Fatwa über die Frage, ab welcher Entfernung ein Gebet im Islam ungültig wird, wenn ein Esel, eine Frau oder ein schwarzer Hund an einem betenden Mann vorüber geht

Ab 1,5 Meter wird’s kritisch für den betenden Muslim

Vorwort von Michael Mannheimer

Nein, Sie haben sich nicht verlesen. Die islamischen Geistlichen befassen sich tatsächlich mit soch existentiellen Frage wie der, ab welcher Entfernung ein Gebet im Islam ungültig wird, wenn ein Esel, eine Frau oder ein schwarzer Hund (sic!) n einem Betenden (Mann) vorüber geht. Warum tun sie das? Ganz einfach: Weil der Erfinder des Islam Mohammed (immer mehr Experten bezweifeln, das Mohammed je existiert hat) vor 1400 Jahren folgendes gesagt hat:

„Drei [Wesen] machen das Beten ungültig. Dies sind der Esel, der schwarze Hund und die Frau.“ (Quelle: Sahih Muslim, eine authentische Überlieferungssammlung)

Und nach dem eheren Gesetz des Islam gilt alles, was Mohammed je verkündet hat, immerdar als gültig,wahr und von Allah gesandt: Da Mohahmmed nach Glauben der Muslime in direktem Kontakt mit seinem Blutgott Allah (der – hört, ihr Pfaffen – nicht identisch ist und sein kann mit eurem Christengott!) stand, war auch alles, was seinem Munde entsprang, göttlichen Ursprungs. Und darf bis zum heutigen Tag weder angezweifelt noch in einem einzigen Wort kritisiert werden – wer dies wagt, riskiert, dass sein Kopf halamgemäß von seinem Rumpf getrennt wird. Tausende Muslime hatten mit dieser Blutregel beeits ihren finalen Kontakt – und Tausende weitere werden folgen, wenn es den Muslimen nicht gelingt, sich von ihrer blutrünstigen Pseudoreligion zu befreien.
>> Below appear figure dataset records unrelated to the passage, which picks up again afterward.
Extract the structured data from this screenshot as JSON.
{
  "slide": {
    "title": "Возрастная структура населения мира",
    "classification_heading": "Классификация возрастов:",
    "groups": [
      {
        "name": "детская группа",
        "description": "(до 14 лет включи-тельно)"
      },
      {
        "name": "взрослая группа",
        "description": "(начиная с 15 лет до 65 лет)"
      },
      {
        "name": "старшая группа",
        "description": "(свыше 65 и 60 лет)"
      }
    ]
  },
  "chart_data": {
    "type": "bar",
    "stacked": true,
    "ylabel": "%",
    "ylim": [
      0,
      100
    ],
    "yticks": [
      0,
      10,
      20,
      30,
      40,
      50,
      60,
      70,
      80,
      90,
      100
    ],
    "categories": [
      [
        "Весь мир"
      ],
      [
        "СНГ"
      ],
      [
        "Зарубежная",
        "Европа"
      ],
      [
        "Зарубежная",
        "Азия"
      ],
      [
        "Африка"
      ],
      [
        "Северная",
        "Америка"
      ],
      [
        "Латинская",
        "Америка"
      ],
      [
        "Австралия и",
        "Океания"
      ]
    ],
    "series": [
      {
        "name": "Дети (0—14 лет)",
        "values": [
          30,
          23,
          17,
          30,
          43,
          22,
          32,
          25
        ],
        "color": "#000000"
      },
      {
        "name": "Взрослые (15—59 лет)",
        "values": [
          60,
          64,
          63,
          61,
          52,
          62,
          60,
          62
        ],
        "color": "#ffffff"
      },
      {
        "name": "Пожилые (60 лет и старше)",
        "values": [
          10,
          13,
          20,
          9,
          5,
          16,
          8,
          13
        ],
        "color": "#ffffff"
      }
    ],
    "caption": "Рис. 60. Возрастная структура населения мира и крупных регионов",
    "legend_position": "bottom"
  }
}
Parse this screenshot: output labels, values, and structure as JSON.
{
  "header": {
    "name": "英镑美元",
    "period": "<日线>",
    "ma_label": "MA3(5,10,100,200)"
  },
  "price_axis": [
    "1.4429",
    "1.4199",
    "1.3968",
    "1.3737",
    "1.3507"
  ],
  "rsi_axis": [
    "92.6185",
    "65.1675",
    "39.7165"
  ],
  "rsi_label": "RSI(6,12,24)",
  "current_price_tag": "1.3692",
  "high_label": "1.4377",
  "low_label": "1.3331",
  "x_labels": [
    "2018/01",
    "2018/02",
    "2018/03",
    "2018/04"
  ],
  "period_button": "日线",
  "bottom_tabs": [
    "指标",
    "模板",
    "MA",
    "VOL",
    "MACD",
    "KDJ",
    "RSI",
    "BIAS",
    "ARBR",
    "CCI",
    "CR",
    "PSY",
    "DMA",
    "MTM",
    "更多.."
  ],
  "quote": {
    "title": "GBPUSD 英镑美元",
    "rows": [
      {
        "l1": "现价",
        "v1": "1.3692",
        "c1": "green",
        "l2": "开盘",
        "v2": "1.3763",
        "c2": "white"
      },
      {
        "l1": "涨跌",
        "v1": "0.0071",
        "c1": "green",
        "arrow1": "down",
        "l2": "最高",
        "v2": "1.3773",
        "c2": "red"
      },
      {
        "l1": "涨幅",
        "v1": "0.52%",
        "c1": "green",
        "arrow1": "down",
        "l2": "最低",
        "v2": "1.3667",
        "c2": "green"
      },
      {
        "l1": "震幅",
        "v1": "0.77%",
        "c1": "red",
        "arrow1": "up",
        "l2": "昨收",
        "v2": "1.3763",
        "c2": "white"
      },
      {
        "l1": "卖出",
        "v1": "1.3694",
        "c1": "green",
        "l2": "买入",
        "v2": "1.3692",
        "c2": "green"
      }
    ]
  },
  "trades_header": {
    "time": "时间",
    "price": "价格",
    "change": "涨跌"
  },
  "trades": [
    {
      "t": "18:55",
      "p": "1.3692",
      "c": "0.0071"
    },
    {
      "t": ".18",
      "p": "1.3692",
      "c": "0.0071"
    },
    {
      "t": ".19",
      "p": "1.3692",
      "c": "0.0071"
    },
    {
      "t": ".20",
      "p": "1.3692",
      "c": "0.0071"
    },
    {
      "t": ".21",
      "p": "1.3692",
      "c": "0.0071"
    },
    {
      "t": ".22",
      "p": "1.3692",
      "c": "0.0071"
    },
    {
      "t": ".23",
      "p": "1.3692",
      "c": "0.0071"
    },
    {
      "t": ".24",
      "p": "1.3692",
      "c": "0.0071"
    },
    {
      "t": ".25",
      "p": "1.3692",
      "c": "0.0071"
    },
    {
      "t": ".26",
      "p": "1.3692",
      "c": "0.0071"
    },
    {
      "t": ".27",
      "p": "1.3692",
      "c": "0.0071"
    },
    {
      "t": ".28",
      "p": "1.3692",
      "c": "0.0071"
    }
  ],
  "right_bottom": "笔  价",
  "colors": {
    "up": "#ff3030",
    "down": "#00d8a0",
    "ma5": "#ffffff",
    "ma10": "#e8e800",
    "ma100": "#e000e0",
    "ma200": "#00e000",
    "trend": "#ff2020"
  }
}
Verdammt seien alle, die eine solche Mord-Religion unterstützen

Das ist die Religion, die von unseren unerträglichen westlichen Gutmenschen, von unseren verblendeten und feigen Politikern und vor allem: von unseren Linken verteidigt und gegen unsere berechtigte und längst überfällige Kritik geschützt wird. Frauen rangieren nach Mohammed auf derselben Stufe wie Esel und schwarze Hunde – und keinen der oben Genannten stört’s. Selbst die radikalen Feministen- und Schwulenverbände haben bislang nichts – rein gar nichts – zu diesem und zahllosen anderen Fundamantal-Verstößen gegen grundsätzliche Menschenrechte durch ihre islamische Schützlinge hervorgebracht.

Ein Versagen, das alle die Beteiligten für immer diskreditieren wird. Wir werden sie aus ihrer historischen Schuld, aus ihrem Versagen und ihrer elenden Feigheit gegenüber der größten Gefahr für alle humanistischen Erfolge der europäischen Geschichte, aus ihrer selbstverräterischen Solidarisierung mit ihrem und für alle humanen Menschen schlimmsten Feind niemals entlasten.

Emanzen- und Schwulenverbände, Linke und ein großer Teil des jetzigen politischen Establishments werden in zukünftigen Geschichtsbüchern als ebenso versagend , als ebensolche Feinde der Domokratie und der Menschenrechte dargestellt werden wie die Wegbereiter Hitlers in den 20er und 30er Jahren. Wir werden dafür sorgen, dass Bücher erscheinen werden, in denen all jene namentlich und mit ihren konkreten Taten dargestellt und aufgelistet werden, die an der Islamisierung aktiv beteiligt waren. Sollen sich ihre Kinder und Kindeskinder ihretwegen in Grund und Boden schämen für alle Zeiten, sich zu Tode schämen dafür, Sprosse solcher Verräter zu sein.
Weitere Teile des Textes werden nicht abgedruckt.